Making human rights documentation findable now and in the future

The Bonavero Institute of Human Rights recently convened a consultation meeting, bringing together leading human rights non-governmental organizations (NGOs), civil society actors, and academic institutions from around the world. This gathering aimed to address the growing challenge of ensuring that crucial human rights documentation, particularly digital content, remains findable, verifiable, and usable for research, advocacy and accountability purposes.

The event brought together representatives from the Bonavero Institute, UC Berkeley Human Rights Center, the TRUE Project at Swansea University, Queen Mary University of London, and the Citizens and Technology Lab at Cornell University, alongside the NGOs Airwars, Mnemonic, Human Rights Watch, WITNESS, and the WikiMedia Foundation. The meeting builds on the guide for judges and fact-finders to navigate digital open-source evidence co-authored by the Institute’s head of research, Başak Çalı and other members of this consultation group. 

A central aim of the meeting was to create a more inclusive ecosystem in which frontline actors and organisations can choose to share their information with a host of accountability partners without having to have personal connections with those actors. This means moving beyond informal, ad-hoc networks where sharing vital human rights data often relies on personal relationships or limited, pre-existing trust. 

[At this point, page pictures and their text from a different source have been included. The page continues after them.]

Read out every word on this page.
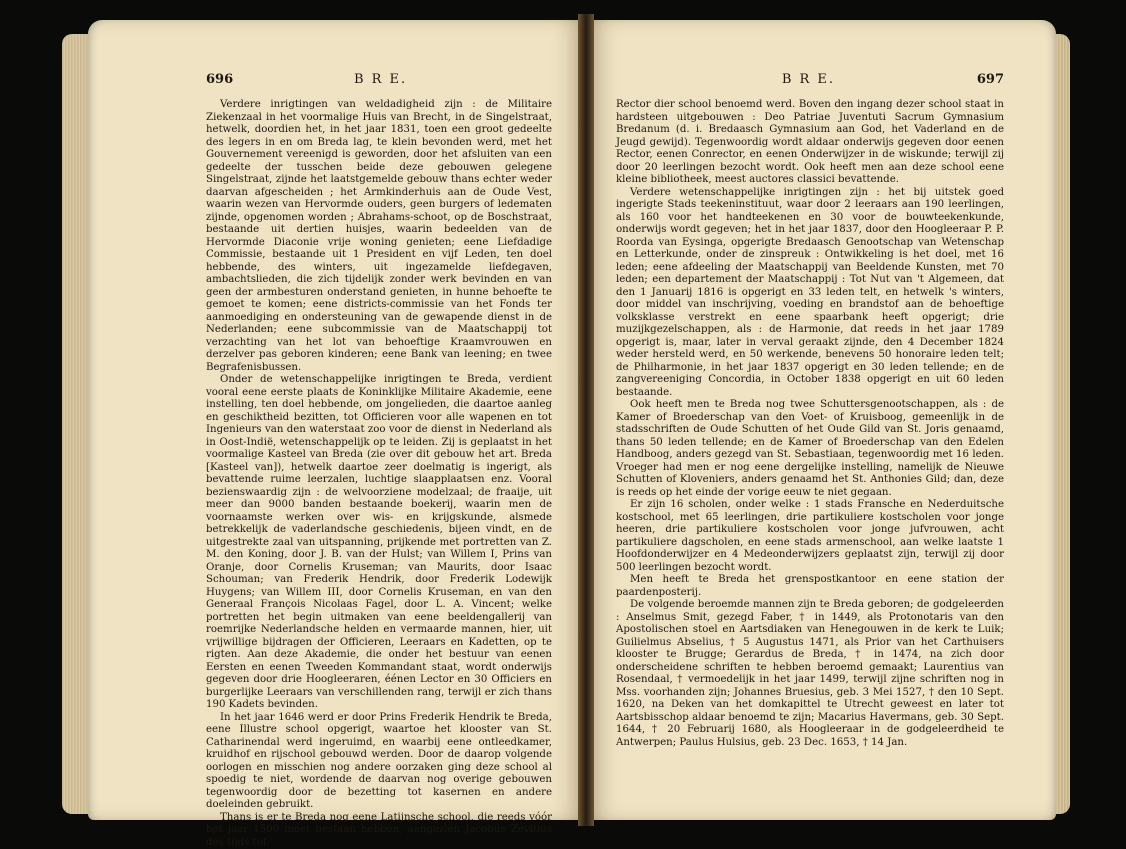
696	B R E.

Verdere inrigtingen van weldadigheid zijn : de Militaire Ziekenzaal in het voormalige Huis van Brecht, in de Singelstraat, hetwelk, doordien het, in het jaar 1831, toen een groot gedeelte des legers in en om Breda lag, te klein bevonden werd, met het Gouvernement vereenigd is geworden, door het afsluiten van een gedeelte der tusschen beide deze gebouwen gelegene Singelstraat, zijnde het laatstgemelde gebouw thans echter weder daarvan afgescheiden ; het Armkinderhuis aan de Oude Vest, waarin wezen van Hervormde ouders, geen burgers of ledematen zijnde, opgenomen worden ; Abrahams-schoot, op de Boschstraat, bestaande uit dertien huisjes, waarin bedeelden van de Hervormde Diaconie vrije woning genieten; eene Liefdadige Commissie, bestaande uit 1 President en vijf Leden, ten doel hebbende, des winters, uit ingezamelde liefdegaven, ambachtslieden, die zich tijdelijk zonder werk bevinden en van geen der armbesturen onderstand genieten, in hunne behoefte te gemoet te komen; eene districts-commissie van het Fonds ter aanmoediging en ondersteuning van de gewapende dienst in de Nederlanden; eene subcommissie van de Maatschappij tot verzachting van het lot van behoeftige Kraamvrouwen en derzelver pas geboren kinderen; eene Bank van leening; en twee Begrafenisbussen.

Onder de wetenschappelijke inrigtingen te Breda, verdient vooral eene eerste plaats de Koninklijke Militaire Akademie, eene instelling, ten doel hebbende, om jongelieden, die daartoe aanleg en geschiktheid bezitten, tot Officieren voor alle wapenen en tot Ingenieurs van den waterstaat zoo voor de dienst in Nederland als in Oost-Indië, wetenschappelijk op te leiden. Zij is geplaatst in het voormalige Kasteel van Breda (zie over dit gebouw het art. Breda [Kasteel van]), hetwelk daartoe zeer doelmatig is ingerigt, als bevattende ruime leerzalen, luchtige slaapplaatsen enz. Vooral bezienswaardig zijn : de welvoorziene modelzaal; de fraaije, uit meer dan 9000 banden bestaande boekerij, waarin men de voornaamste werken over wis- en krijgskunde, alsmede betrekkelijk de vaderlandsche geschiedenis, bijeen vindt, en de uitgestrekte zaal van uitspanning, prijkende met portretten van Z. M. den Koning, door J. B. van der Hulst; van Willem I, Prins van Oranje, door Cornelis Kruseman; van Maurits, door Isaac Schouman; van Frederik Hendrik, door Frederik Lodewijk Huygens; van Willem III, door Cornelis Kruseman, en van den Generaal François Nicolaas Fagel, door L. A. Vincent; welke portretten het begin uitmaken van eene beeldengallerij van roemrijke Nederlandsche helden en vermaarde mannen, hier, uit vrijwillige bijdragen der Officieren, Leeraars en Kadetten, op te rigten. Aan deze Akademie, die onder het bestuur van eenen Eersten en eenen Tweeden Kommandant staat, wordt onderwijs gegeven door drie Hoogleeraren, éénen Lector en 30 Officiers en burgerlijke Leeraars van verschillenden rang, terwijl er zich thans 190 Kadets bevinden.

In het jaar 1646 werd er door Prins Frederik Hendrik te Breda, eene Illustre school opgerigt, waartoe het klooster van St. Catharinendal werd ingeruimd, en waarbij eene ontleedkamer, kruidhof en rijschool gebouwd werden. Door de daarop volgende oorlogen en misschien nog andere oorzaken ging deze school al spoedig te niet, wordende de daarvan nog overige gebouwen tegenwoordig door de bezetting tot kasernen en andere doeleinden gebruikt.

Thans is er te Breda nog eene Latijnsche school, die reeds vóór het jaar 1500 moet bestaan hebben, aangezien Jacobus Zevitius des tijds tot

B R E.	697

Rector dier school benoemd werd. Boven den ingang dezer school staat in hardsteen uitgebouwen : Deo Patriae Juventuti Sacrum Gymnasium Bredanum (d. i. Bredaasch Gymnasium aan God, het Vaderland en de Jeugd gewijd). Tegenwoordig wordt aldaar onderwijs gegeven door eenen Rector, eenen Conrector, en eenen Onderwijzer in de wiskunde; terwijl zij door 20 leerlingen bezocht wordt. Ook heeft men aan deze school eene kleine bibliotheek, meest auctores classici bevattende.

Verdere wetenschappelijke inrigtingen zijn : het bij uitstek goed ingerigte Stads teekeninstituut, waar door 2 leeraars aan 190 leerlingen, als 160 voor het handteekenen en 30 voor de bouwteekenkunde, onderwijs wordt gegeven; het in het jaar 1837, door den Hoogleeraar P. P. Roorda van Eysinga, opgerigte Bredaasch Genootschap van Wetenschap en Letterkunde, onder de zinspreuk : Ontwikkeling is het doel, met 16 leden; eene afdeeling der Maatschappij van Beeldende Kunsten, met 70 leden; een departement der Maatschappij : Tot Nut van 't Algemeen, dat den 1 Januarij 1816 is opgerigt en 33 leden telt, en hetwelk 's winters, door middel van inschrijving, voeding en brandstof aan de behoeftige volksklasse verstrekt en eene spaarbank heeft opgerigt; drie muzijkgezelschappen, als : de Harmonie, dat reeds in het jaar 1789 opgerigt is, maar, later in verval geraakt zijnde, den 4 December 1824 weder hersteld werd, en 50 werkende, benevens 50 honoraire leden telt; de Philharmonie, in het jaar 1837 opgerigt en 30 leden tellende; en de zangvereeniging Concordia, in October 1838 opgerigt en uit 60 leden bestaande.

Ook heeft men te Breda nog twee Schuttersgenootschappen, als : de Kamer of Broederschap van den Voet- of Kruisboog, gemeenlijk in de stadsschriften de Oude Schutten of het Oude Gild van St. Joris genaamd, thans 50 leden tellende; en de Kamer of Broederschap van den Edelen Handboog, anders gezegd van St. Sebastiaan, tegenwoordig met 16 leden. Vroeger had men er nog eene dergelijke instelling, namelijk de Nieuwe Schutten of Kloveniers, anders genaamd het St. Anthonies Gild; dan, deze is reeds op het einde der vorige eeuw te niet gegaan.

Er zijn 16 scholen, onder welke : 1 stads Fransche en Nederduitsche kostschool, met 65 leerlingen, drie partikuliere kostscholen voor jonge heeren, drie partikuliere kostscholen voor jonge jufvrouwen, acht partikuliere dagscholen, en eene stads armenschool, aan welke laatste 1 Hoofdonderwijzer en 4 Medeonderwijzers geplaatst zijn, terwijl zij door 500 leerlingen bezocht wordt.

Men heeft te Breda het grenspostkantoor en eene station der paardenposterij.

De volgende beroemde mannen zijn te Breda geboren; de godgeleerden : Anselmus Smit, gezegd Faber, † in 1449, als Protonotaris van den Apostolischen stoel en Aartsdiaken van Henegouwen in de kerk te Luik; Guilielmus Abselius, † 5 Augustus 1471, als Prior van het Carthuisers klooster te Brugge; Gerardus de Breda, † in 1474, na zich door onderscheidene schriften te hebben beroemd gemaakt; Laurentius van Rosendaal, † vermoedelijk in het jaar 1499, terwijl zijne schriften nog in Mss. voorhanden zijn; Johannes Bruesius, geb. 3 Mei 1527, † den 10 Sept. 1620, na Deken van het domkapittel te Utrecht geweest en later tot Aartsbisschop aldaar benoemd te zijn; Macarius Havermans, geb. 30 Sept. 1644, † 20 Februarij 1680, als Hoogleeraar in de godgeleerdheid te Antwerpen; Paulus Hulsius, geb. 23 Dec. 1653, † 14 Jan.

Currently, crucial information collected by individuals or small organisations on the ground might not reach prosecutors, researchers, or other accountability bodies simply because those frontline actors do not have direct contacts within larger institutions, or because existing systems are too complex or insecure. 

The goal of the initiative is to explore how to build a structured, secure, and accessible framework that allows anyone with legitimate, verified human rights documentation to share it with appropriate partners, regardless of their personal connections. This could effectively democratise access to justice-critical information, potentially ensuring that valuable evidence does not remain siloed but can contribute to broader accountability efforts. 

The immediate and most significant tangible outcome of the workshop is the formation of a loose planning committee. This committee is comprised of key representatives from the participating universities and NGOs, signalling a strong commitment to sustained collaboration.

The committee would build on the workshop and explore developing new frameworks and standards for the initiative, including guidelines on data collection, verification, and access protocols, ensuring legal admissibility and adherence to human rights principles like privacy and data protection. It would also explore how to develop shared technological tools and platforms to facilitate secure, efficient, and standardized information exchange, and how to establish a roadmap for implementation.

The ultimate goal is to create a robust, accessible, and sustainable global infrastructure for human rights documentation. This will empower a wider range of actors to contribute to justice and accountability, ensuring that the digital record of human rights violations serves as a powerful tool for change, both now and for future generations.